While bacterial genome annotations have significantly improved in recent years, techniques for bacterial proteome annotation (including post-translational chemical modifications, signal peptides, proteolytic events, etc.) are still in their infancy.  At the same time, the number of sequenced bacterial genomes is rising sharply, far outpacing our ability to validate the predicted genes, let alone annotate bacterial proteomes. In this project, we use tandem mass spectrometry (MS/MS) to annotate the proteome of bacterial genomes.
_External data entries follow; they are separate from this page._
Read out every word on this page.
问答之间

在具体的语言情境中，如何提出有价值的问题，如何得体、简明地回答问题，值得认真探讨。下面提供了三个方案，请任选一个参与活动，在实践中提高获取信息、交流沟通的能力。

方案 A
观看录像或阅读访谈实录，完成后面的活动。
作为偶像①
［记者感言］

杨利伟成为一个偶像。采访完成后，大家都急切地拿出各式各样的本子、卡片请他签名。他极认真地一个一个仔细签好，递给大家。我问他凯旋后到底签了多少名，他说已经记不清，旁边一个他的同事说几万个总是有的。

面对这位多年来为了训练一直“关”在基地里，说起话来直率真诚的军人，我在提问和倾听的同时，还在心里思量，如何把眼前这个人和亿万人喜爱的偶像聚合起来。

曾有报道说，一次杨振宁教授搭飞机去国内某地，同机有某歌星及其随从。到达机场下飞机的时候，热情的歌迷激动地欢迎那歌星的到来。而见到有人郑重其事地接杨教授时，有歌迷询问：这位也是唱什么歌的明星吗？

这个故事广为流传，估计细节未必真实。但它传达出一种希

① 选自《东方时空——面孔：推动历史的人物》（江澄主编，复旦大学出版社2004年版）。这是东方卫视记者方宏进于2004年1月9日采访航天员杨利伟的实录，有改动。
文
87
In particular, we provide a comprehensive map of post-translational modifications in a bacterial genome, including a large number of chemical modifications, signal peptide cleavages and cleavage of N-terminal methionine residues. We also detect multiple genes that were missed or assigned incorrect start positions by gene prediction programs and suggest corrections to improve the gene annotation. We believe that complementing every genome sequencing project by an MS/MS project would significantly improve both genome and proteome annotations for a reasonable cost.

Documentation

Following are the major steps in the proteogenomic annotation of a bacterium:

• Prepare a six-frame translation of the whole genome, and run Inspect search against it (including comman contaminant proteins).
  
  
• A randomized decoy database of the same size as the regular database is used.
  
  
• Peptides are chosen to limit the false discovery rate below 5% (at the peptide level). Note that this typically corresponds to less than 1% error rate at spectrum level.
  
  
• Analyze the position of the identified peptides in the genome to find candidates for gene corrections.
  
  
• Identify non-covered peptides that may represent signal peptides or other proteolytic events.
  
  
• Run MS-Alignment search against the proteins database to identify PTMs.